Eventually. The team gelled in 1992, proposing FRESIP, for Frequency of Earth-Size Inner Planets. NASA, skeptical that such detectors existed, rejected the proposal.
In 1994, the FRESIP team tried again, this time for NASA’s first Discovery Program round. The costs worried NASA.
In 1996, the mission’s name changed to Kepler at the suggestion of science-team member Carl Sagan and others, NASA agreed that the costs were in line. But agency officials argued that automated photometry of tens of thousands of stars was impossible. The science team built its own telescope in an old dome at Lick Observatory and, using a 9-megapixel digital camera, showed they could monitor the brightness of 10,000 stars.
The Kepler team proposed again in 1998. This time, NASA selection officials questioned whether such sensitive photometry could be done amid all the on-orbit noise. A million-dollar NASA Ames test bed later, Borucki’s team put such fears to rest, too.
Ball Aerospace had supported Borucki’s mission throughout, spending hundreds of thousands of dollars each proposal round. Finally, in 2000, Kepler made it to the finals, and in 2001 was chosen as the 10th Discovery mission.
The mission’s functional simplicity – Borucki has described the spacecraft as “a camcorder in space” – belies its technological difficulty. Scientific breakthroughs of the sort Kepler was aiming to deliver demand path-breaking engineering. In Borucki’s experience as an experimentalist at NASA Ames, that meant an iterative process of designing, building, testing, then redesigning, rebuilding and restesting “until it did what you wanted,” Borucki said.
Ball Aerospace, on the other hand, followed the classic NASA five-phase, linear approach, where the idea is to design it right the first time, build, test, launch and operate the spacecraft. NASA Discovery budgets are crafted accordingly.

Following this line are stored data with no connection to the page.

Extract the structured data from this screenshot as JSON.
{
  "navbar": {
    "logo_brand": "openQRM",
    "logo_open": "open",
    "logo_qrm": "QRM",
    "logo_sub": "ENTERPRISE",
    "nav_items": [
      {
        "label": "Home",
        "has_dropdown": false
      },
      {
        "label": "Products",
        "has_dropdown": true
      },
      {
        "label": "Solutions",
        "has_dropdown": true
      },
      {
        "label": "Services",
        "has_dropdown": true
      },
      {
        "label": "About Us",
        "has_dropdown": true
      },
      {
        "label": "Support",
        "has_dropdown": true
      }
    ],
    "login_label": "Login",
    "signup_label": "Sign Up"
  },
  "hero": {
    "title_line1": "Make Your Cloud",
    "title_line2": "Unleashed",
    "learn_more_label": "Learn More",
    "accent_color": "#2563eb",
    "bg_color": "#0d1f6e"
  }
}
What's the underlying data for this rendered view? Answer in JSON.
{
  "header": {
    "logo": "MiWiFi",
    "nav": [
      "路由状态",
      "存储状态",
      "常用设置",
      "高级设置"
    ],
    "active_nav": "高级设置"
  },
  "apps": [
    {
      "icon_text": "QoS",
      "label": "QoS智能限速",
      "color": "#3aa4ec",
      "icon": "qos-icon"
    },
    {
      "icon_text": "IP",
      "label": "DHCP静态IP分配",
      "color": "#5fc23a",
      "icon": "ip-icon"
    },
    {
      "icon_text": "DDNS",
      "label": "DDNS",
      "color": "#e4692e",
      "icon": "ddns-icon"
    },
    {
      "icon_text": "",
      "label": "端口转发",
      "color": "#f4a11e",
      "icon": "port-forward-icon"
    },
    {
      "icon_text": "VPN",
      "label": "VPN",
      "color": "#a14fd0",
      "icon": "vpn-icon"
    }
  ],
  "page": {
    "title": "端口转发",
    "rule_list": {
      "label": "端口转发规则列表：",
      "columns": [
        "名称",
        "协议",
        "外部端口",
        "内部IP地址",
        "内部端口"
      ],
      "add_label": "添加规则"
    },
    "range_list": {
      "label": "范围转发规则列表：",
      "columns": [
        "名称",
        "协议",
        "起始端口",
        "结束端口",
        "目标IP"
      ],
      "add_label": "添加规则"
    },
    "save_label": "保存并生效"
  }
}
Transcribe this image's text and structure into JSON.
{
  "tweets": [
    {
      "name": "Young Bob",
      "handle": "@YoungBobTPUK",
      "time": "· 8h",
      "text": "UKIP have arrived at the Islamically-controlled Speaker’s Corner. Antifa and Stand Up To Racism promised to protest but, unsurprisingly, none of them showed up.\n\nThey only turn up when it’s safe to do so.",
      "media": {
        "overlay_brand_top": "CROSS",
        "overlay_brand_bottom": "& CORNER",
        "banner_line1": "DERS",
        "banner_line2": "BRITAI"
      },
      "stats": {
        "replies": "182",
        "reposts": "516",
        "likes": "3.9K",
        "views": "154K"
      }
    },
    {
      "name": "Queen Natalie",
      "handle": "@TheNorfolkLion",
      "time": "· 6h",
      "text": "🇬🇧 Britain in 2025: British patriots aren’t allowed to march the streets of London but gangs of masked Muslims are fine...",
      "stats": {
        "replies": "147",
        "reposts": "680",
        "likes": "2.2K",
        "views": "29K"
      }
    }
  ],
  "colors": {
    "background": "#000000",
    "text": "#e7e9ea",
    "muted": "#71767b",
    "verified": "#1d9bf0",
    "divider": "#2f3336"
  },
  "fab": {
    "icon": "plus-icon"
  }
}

On Kepler, as external factors and engineering surprises familiar to major space-science missions mounted, budgets became squeezed and project managers were forced to make hard choices.
Certain tests – in particular those relating to catching and fixing sources of noise in dozens of channels of Kepler’s electronics – had to be sacrificed with the understanding that the science team would develop mathematical models to correct the issue post-launch, Borucki said. Minimizing noise is central Kepler’s ability to detect gnatlike habitable-zone planets.
The ongoing modeling effort placed unexpected demands on the science operations budget, Borucki said. It was an ongoing challenge because it was always, ‘Well, there’s not enough funds to do that,’ or ‘We don’t have the schedule to do that.’”
In other cases, such cooperation worked well, such as when Ball telecom engineers found they could support higher telemetry rates than initially thought.
“They said, ‘We can handle a lot more data than you are thinking about. Will that help you?’ And of course the answer was, ‘Sure, it helps a lot,’” Borucki said. “So they found ways of improving the mission over what we had proposed. So there was a balance, and we used that to our advantage.”
To aspiring principle investigators, Borucki’s advice is to come up with science compelling enough to win long-term support from the science community, NASA officials and industrial partners. Then, he said, “Be persistent. Because a lot of this is just working at each of these problems in a very persistent fashion. There’s usually a solution. You just have to work very hard at finding it and getting it all to work.”